JumpingYang001 commented 7 years ago

one possible reason is that self->module->schemaDecl is changed after querying the 2nd provider, then it cannot get the 1st provider module again, I mean the 2nd self->module overwrite the 1st self->module. then after you query the 1st provider again, it shows the library exist but can't find the class, because the module now is the 2nd provider module, it(the library) really exist for _OpenLibrary(self, proventry); which only verify p->libraryName but not p->module.

JumpingYang001 commented 7 years ago

For why querying 1 provider will always pass, 1 provider has p->classDecl->name in the cache, so it pass:

365     for (p = self->head; p; p = p->next) 
366     { 
367         if (Tcscasecmp(p->classDecl->name, className) == 0) 
368         { 
369             Provider_Addref(p); 
370             return p; 
371         } 
372     } 

When we try to query 2 providers, the 2nd time to query the 1st provider it shows the p->classDecl->name doesn't compare equal to className, that should be the problem we need to investigate why it isn't in the cache now.

JumpingYang001 commented 7 years ago

Possible this release the schemaDecl object (just remove this code might fix the issue): https://github.com/Microsoft/omi-script-provider/blob/fa3db167ec0401f8df0b7674b7d7065fad5a256c/provider/server_protocol.cpp#L1704

be called here: https://github.com/Microsoft/omi-script-provider/blob/9e815b269dea1a5d4785485acba58020e189ce78/provider/mi_main.cpp#L79

be called here: https://github.com/Microsoft/omi/blob/7008e85c03deaa2510417b2672791c986de99841/Unix/provmgr/provmgr.c#L279

JumpingYang001 commented 7 years ago

just guess but I am not sure.

JumpingYang001 commented 7 years ago

How can we enable SCX_BOOKEND debug in production environment? then I can gdb attach in production environment to see the python logs. hope we can provide this. that's why I filed #50.

EMumau commented 7 years ago

I have determined the problem with subsequent queries while running multiple providers during the period before the OMI Server times them out and unloads them. I am working on a solution.

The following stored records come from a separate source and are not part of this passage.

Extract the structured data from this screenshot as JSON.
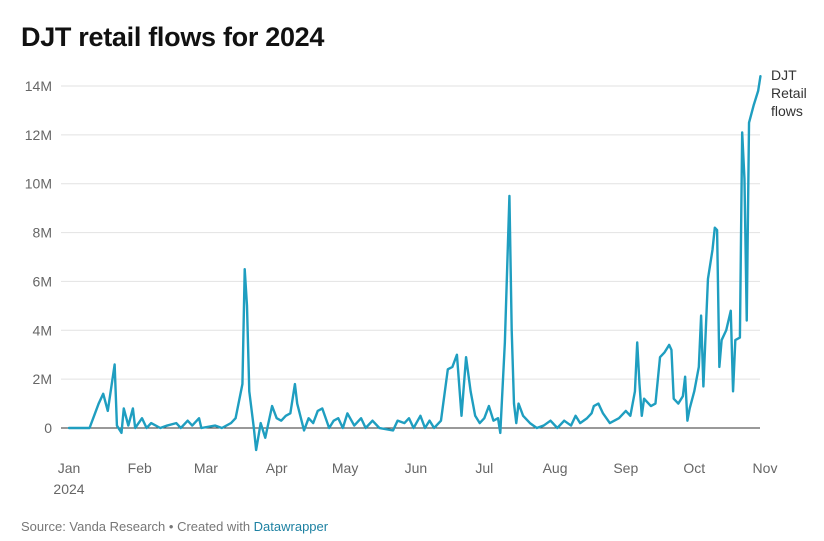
{
  "header": {
    "title": "DJT retail flows for 2024"
  },
  "footer": {
    "source_text": "Source: Vanda Research • Created with ",
    "link_text": "Datawrapper"
  },
  "colors": {
    "line": "#1f9ec0",
    "grid": "#e2e2e2",
    "zero": "#333333",
    "link": "#1d81a2"
  },
  "chart_data": {
    "type": "line",
    "title": "DJT retail flows for 2024",
    "xlabel": "",
    "ylabel": "",
    "ylim": [
      -1,
      14.5
    ],
    "y_ticks": [
      0,
      2,
      4,
      6,
      8,
      10,
      12,
      14
    ],
    "y_tick_labels": [
      "0",
      "2M",
      "4M",
      "6M",
      "8M",
      "10M",
      "12M",
      "14M"
    ],
    "x_ticks": [
      {
        "label": "Jan",
        "sub": "2024",
        "x": "2024-01-01"
      },
      {
        "label": "Feb",
        "x": "2024-02-01"
      },
      {
        "label": "Mar",
        "x": "2024-03-01"
      },
      {
        "label": "Apr",
        "x": "2024-04-01"
      },
      {
        "label": "May",
        "x": "2024-05-01"
      },
      {
        "label": "Jun",
        "x": "2024-06-01"
      },
      {
        "label": "Jul",
        "x": "2024-07-01"
      },
      {
        "label": "Aug",
        "x": "2024-08-01"
      },
      {
        "label": "Sep",
        "x": "2024-09-01"
      },
      {
        "label": "Oct",
        "x": "2024-10-01"
      },
      {
        "label": "Nov",
        "x": "2024-11-01"
      }
    ],
    "grid": true,
    "legend": "end-of-line label",
    "series": [
      {
        "name": "DJT Retail flows",
        "points": [
          [
            "2024-01-01",
            0.0
          ],
          [
            "2024-01-05",
            0.0
          ],
          [
            "2024-01-10",
            0.0
          ],
          [
            "2024-01-12",
            0.5
          ],
          [
            "2024-01-14",
            1.0
          ],
          [
            "2024-01-16",
            1.4
          ],
          [
            "2024-01-18",
            0.7
          ],
          [
            "2024-01-21",
            2.6
          ],
          [
            "2024-01-22",
            0.1
          ],
          [
            "2024-01-24",
            -0.2
          ],
          [
            "2024-01-25",
            0.8
          ],
          [
            "2024-01-27",
            0.1
          ],
          [
            "2024-01-29",
            0.8
          ],
          [
            "2024-01-30",
            0.0
          ],
          [
            "2024-02-02",
            0.4
          ],
          [
            "2024-02-04",
            0.0
          ],
          [
            "2024-02-06",
            0.2
          ],
          [
            "2024-02-10",
            0.0
          ],
          [
            "2024-02-13",
            0.1
          ],
          [
            "2024-02-17",
            0.2
          ],
          [
            "2024-02-19",
            0.0
          ],
          [
            "2024-02-22",
            0.3
          ],
          [
            "2024-02-24",
            0.1
          ],
          [
            "2024-02-27",
            0.4
          ],
          [
            "2024-02-28",
            0.0
          ],
          [
            "2024-03-05",
            0.1
          ],
          [
            "2024-03-08",
            0.0
          ],
          [
            "2024-03-12",
            0.2
          ],
          [
            "2024-03-14",
            0.4
          ],
          [
            "2024-03-17",
            1.8
          ],
          [
            "2024-03-18",
            6.5
          ],
          [
            "2024-03-19",
            5.0
          ],
          [
            "2024-03-20",
            1.5
          ],
          [
            "2024-03-22",
            0.0
          ],
          [
            "2024-03-23",
            -0.9
          ],
          [
            "2024-03-25",
            0.2
          ],
          [
            "2024-03-27",
            -0.4
          ],
          [
            "2024-03-30",
            0.9
          ],
          [
            "2024-04-01",
            0.4
          ],
          [
            "2024-04-03",
            0.3
          ],
          [
            "2024-04-05",
            0.5
          ],
          [
            "2024-04-07",
            0.6
          ],
          [
            "2024-04-09",
            1.8
          ],
          [
            "2024-04-10",
            1.0
          ],
          [
            "2024-04-13",
            -0.1
          ],
          [
            "2024-04-15",
            0.4
          ],
          [
            "2024-04-17",
            0.2
          ],
          [
            "2024-04-19",
            0.7
          ],
          [
            "2024-04-21",
            0.8
          ],
          [
            "2024-04-24",
            0.0
          ],
          [
            "2024-04-26",
            0.3
          ],
          [
            "2024-04-28",
            0.4
          ],
          [
            "2024-04-30",
            0.0
          ],
          [
            "2024-05-02",
            0.6
          ],
          [
            "2024-05-05",
            0.1
          ],
          [
            "2024-05-08",
            0.4
          ],
          [
            "2024-05-10",
            0.0
          ],
          [
            "2024-05-13",
            0.3
          ],
          [
            "2024-05-16",
            0.0
          ],
          [
            "2024-05-22",
            -0.1
          ],
          [
            "2024-05-24",
            0.3
          ],
          [
            "2024-05-27",
            0.2
          ],
          [
            "2024-05-29",
            0.4
          ],
          [
            "2024-05-31",
            0.0
          ],
          [
            "2024-06-03",
            0.5
          ],
          [
            "2024-06-05",
            0.0
          ],
          [
            "2024-06-07",
            0.3
          ],
          [
            "2024-06-09",
            0.0
          ],
          [
            "2024-06-12",
            0.3
          ],
          [
            "2024-06-13",
            1.0
          ],
          [
            "2024-06-15",
            2.4
          ],
          [
            "2024-06-17",
            2.5
          ],
          [
            "2024-06-19",
            3.0
          ],
          [
            "2024-06-21",
            0.5
          ],
          [
            "2024-06-23",
            2.9
          ],
          [
            "2024-06-25",
            1.5
          ],
          [
            "2024-06-27",
            0.5
          ],
          [
            "2024-06-29",
            0.2
          ],
          [
            "2024-07-01",
            0.4
          ],
          [
            "2024-07-03",
            0.9
          ],
          [
            "2024-07-05",
            0.3
          ],
          [
            "2024-07-07",
            0.4
          ],
          [
            "2024-07-08",
            -0.2
          ],
          [
            "2024-07-10",
            3.5
          ],
          [
            "2024-07-11",
            6.5
          ],
          [
            "2024-07-12",
            9.5
          ],
          [
            "2024-07-13",
            4.0
          ],
          [
            "2024-07-14",
            1.0
          ],
          [
            "2024-07-15",
            0.2
          ],
          [
            "2024-07-16",
            1.0
          ],
          [
            "2024-07-18",
            0.5
          ],
          [
            "2024-07-21",
            0.2
          ],
          [
            "2024-07-24",
            0.0
          ],
          [
            "2024-07-27",
            0.1
          ],
          [
            "2024-07-30",
            0.3
          ],
          [
            "2024-08-02",
            0.0
          ],
          [
            "2024-08-05",
            0.3
          ],
          [
            "2024-08-08",
            0.1
          ],
          [
            "2024-08-10",
            0.5
          ],
          [
            "2024-08-12",
            0.2
          ],
          [
            "2024-08-15",
            0.4
          ],
          [
            "2024-08-17",
            0.6
          ],
          [
            "2024-08-18",
            0.9
          ],
          [
            "2024-08-20",
            1.0
          ],
          [
            "2024-08-22",
            0.6
          ],
          [
            "2024-08-25",
            0.2
          ],
          [
            "2024-08-29",
            0.4
          ],
          [
            "2024-09-01",
            0.7
          ],
          [
            "2024-09-03",
            0.5
          ],
          [
            "2024-09-05",
            1.5
          ],
          [
            "2024-09-06",
            3.5
          ],
          [
            "2024-09-07",
            1.8
          ],
          [
            "2024-09-08",
            0.5
          ],
          [
            "2024-09-09",
            1.2
          ],
          [
            "2024-09-12",
            0.9
          ],
          [
            "2024-09-14",
            1.0
          ],
          [
            "2024-09-16",
            2.9
          ],
          [
            "2024-09-18",
            3.1
          ],
          [
            "2024-09-20",
            3.4
          ],
          [
            "2024-09-21",
            3.2
          ],
          [
            "2024-09-22",
            1.2
          ],
          [
            "2024-09-24",
            1.0
          ],
          [
            "2024-09-26",
            1.3
          ],
          [
            "2024-09-27",
            2.1
          ],
          [
            "2024-09-28",
            0.3
          ],
          [
            "2024-09-29",
            0.8
          ],
          [
            "2024-10-01",
            1.5
          ],
          [
            "2024-10-03",
            2.5
          ],
          [
            "2024-10-04",
            4.6
          ],
          [
            "2024-10-05",
            1.7
          ],
          [
            "2024-10-07",
            6.1
          ],
          [
            "2024-10-09",
            7.3
          ],
          [
            "2024-10-10",
            8.2
          ],
          [
            "2024-10-11",
            8.1
          ],
          [
            "2024-10-12",
            2.5
          ],
          [
            "2024-10-13",
            3.6
          ],
          [
            "2024-10-15",
            4.0
          ],
          [
            "2024-10-17",
            4.8
          ],
          [
            "2024-10-18",
            1.5
          ],
          [
            "2024-10-19",
            3.6
          ],
          [
            "2024-10-21",
            3.7
          ],
          [
            "2024-10-22",
            12.1
          ],
          [
            "2024-10-23",
            10.2
          ],
          [
            "2024-10-24",
            4.4
          ],
          [
            "2024-10-25",
            12.5
          ],
          [
            "2024-10-27",
            13.2
          ],
          [
            "2024-10-29",
            13.8
          ],
          [
            "2024-10-30",
            14.4
          ]
        ]
      }
    ]
  }
}
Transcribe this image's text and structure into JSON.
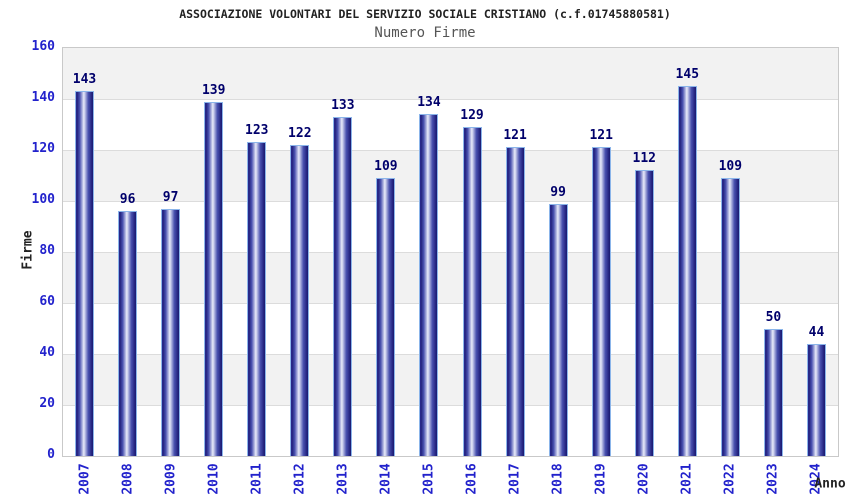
{
  "header": {
    "title": "ASSOCIAZIONE VOLONTARI DEL SERVIZIO SOCIALE CRISTIANO (c.f.01745880581)",
    "subtitle": "Numero Firme"
  },
  "chart_data": {
    "type": "bar",
    "title": "ASSOCIAZIONE VOLONTARI DEL SERVIZIO SOCIALE CRISTIANO (c.f.01745880581)",
    "subtitle": "Numero Firme",
    "categories": [
      "2007",
      "2008",
      "2009",
      "2010",
      "2011",
      "2012",
      "2013",
      "2014",
      "2015",
      "2016",
      "2017",
      "2018",
      "2019",
      "2020",
      "2021",
      "2022",
      "2023",
      "2024"
    ],
    "values": [
      143,
      96,
      97,
      139,
      123,
      122,
      133,
      109,
      134,
      129,
      121,
      99,
      121,
      112,
      145,
      109,
      50,
      44
    ],
    "xlabel": "Anno",
    "ylabel": "Firme",
    "ylim": [
      0,
      160
    ],
    "ytick_step": 20,
    "yticks": [
      0,
      20,
      40,
      60,
      80,
      100,
      120,
      140,
      160
    ],
    "grid": "alternating horizontal bands every 20 units with light gray gridlines",
    "legend": false,
    "value_labels": true
  },
  "colors": {
    "axis_blue": "#2222cc",
    "value_navy": "#00006b",
    "title_color": "#222222",
    "subtitle_color": "#555555",
    "band_gray": "#f2f2f2",
    "grid_line": "#dcdcdc",
    "plot_border": "#c9c9c9",
    "bar_border": "#8bb5ea",
    "bar_dark": "#2a2a92",
    "bar_dark2": "#23237f",
    "bar_darkest": "#1a1a70",
    "bar_mid": "#4a52b0",
    "bar_light": "#e8ebfa"
  }
}
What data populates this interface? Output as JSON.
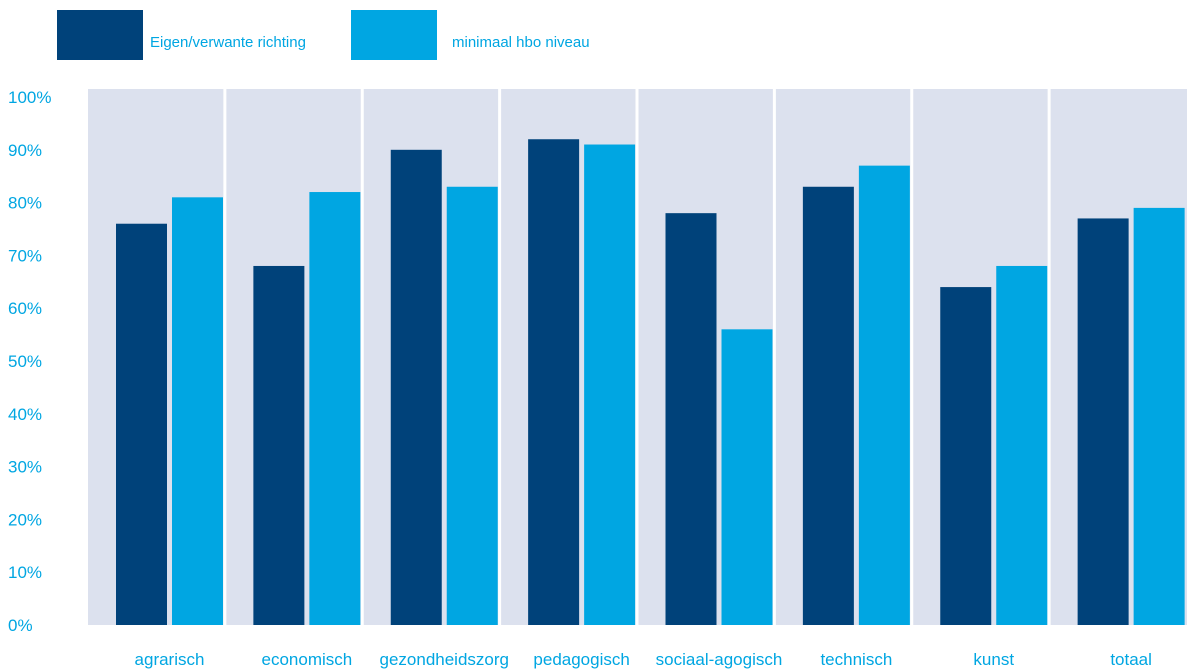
{
  "chart_data": {
    "type": "bar",
    "title": "",
    "xlabel": "",
    "ylabel": "",
    "ylim": [
      0,
      100
    ],
    "yticks": [
      0,
      10,
      20,
      30,
      40,
      50,
      60,
      70,
      80,
      90,
      100
    ],
    "ytick_suffix": "%",
    "grid": false,
    "legend_position": "top-left",
    "categories": [
      "agrarisch",
      "economisch",
      "gezondheidszorg",
      "pedagogisch",
      "sociaal-agogisch",
      "technisch",
      "kunst",
      "totaal"
    ],
    "series": [
      {
        "name": "Eigen/verwante richting",
        "color": "#00427A",
        "values": [
          76,
          68,
          90,
          92,
          78,
          83,
          64,
          77
        ]
      },
      {
        "name": "minimaal hbo niveau",
        "color": "#00A6E2",
        "values": [
          81,
          82,
          83,
          91,
          56,
          87,
          68,
          79
        ]
      }
    ],
    "colors": {
      "plot_background": "#DCE1EE",
      "text": "#00A6E2",
      "separator": "#FFFFFF"
    }
  }
}
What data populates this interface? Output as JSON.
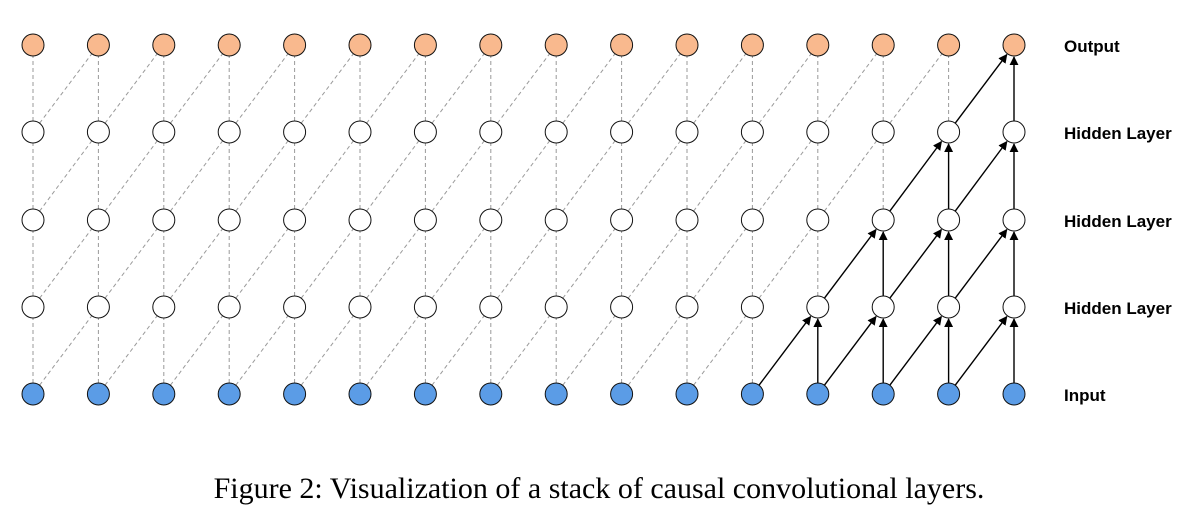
{
  "diagram": {
    "columns": 16,
    "layers": [
      {
        "label": "Output",
        "role": "output"
      },
      {
        "label": "Hidden Layer",
        "role": "hidden"
      },
      {
        "label": "Hidden Layer",
        "role": "hidden"
      },
      {
        "label": "Hidden Layer",
        "role": "hidden"
      },
      {
        "label": "Input",
        "role": "input"
      }
    ],
    "active_receptive_field": "last 5 input nodes feed the final output through kernel-size-2 causal connections",
    "colors": {
      "output": "#F9B98E",
      "hidden": "#FFFFFF",
      "input": "#5B9CE6",
      "node_stroke": "#111111",
      "dashed_edge": "#9a9a9a",
      "active_edge": "#000000"
    }
  },
  "caption": "Figure 2: Visualization of a stack of causal convolutional layers."
}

SCX_BOOKEND is not a production tool. It is a development tool for use in a lab. It is not intended for external use. Changelist #45 altered several components that affect SCX_BOOKEND. Those changes essentially broke the SCX_BOOKEND functionality. I am restoring that functionality in my current work.

Please be patient. I know that you are trying to help. In this case, I have full understanding of the issue causing this and I am implementing a fix.

JumpingYang001 commented 7 years ago

@EMumau , got it, thanks. :)

JumpingYang001 commented 7 years ago

will verify it today.

JumpingYang001 commented 7 years ago

Verified on \redmond\wsscfs\OSTCData\Builds\omi\develop\1.4.0-37 \redmond\wsscfs\OSTCData\Builds\omiscriptprovider\develop\1.1.1-35 , it is fixed and close it.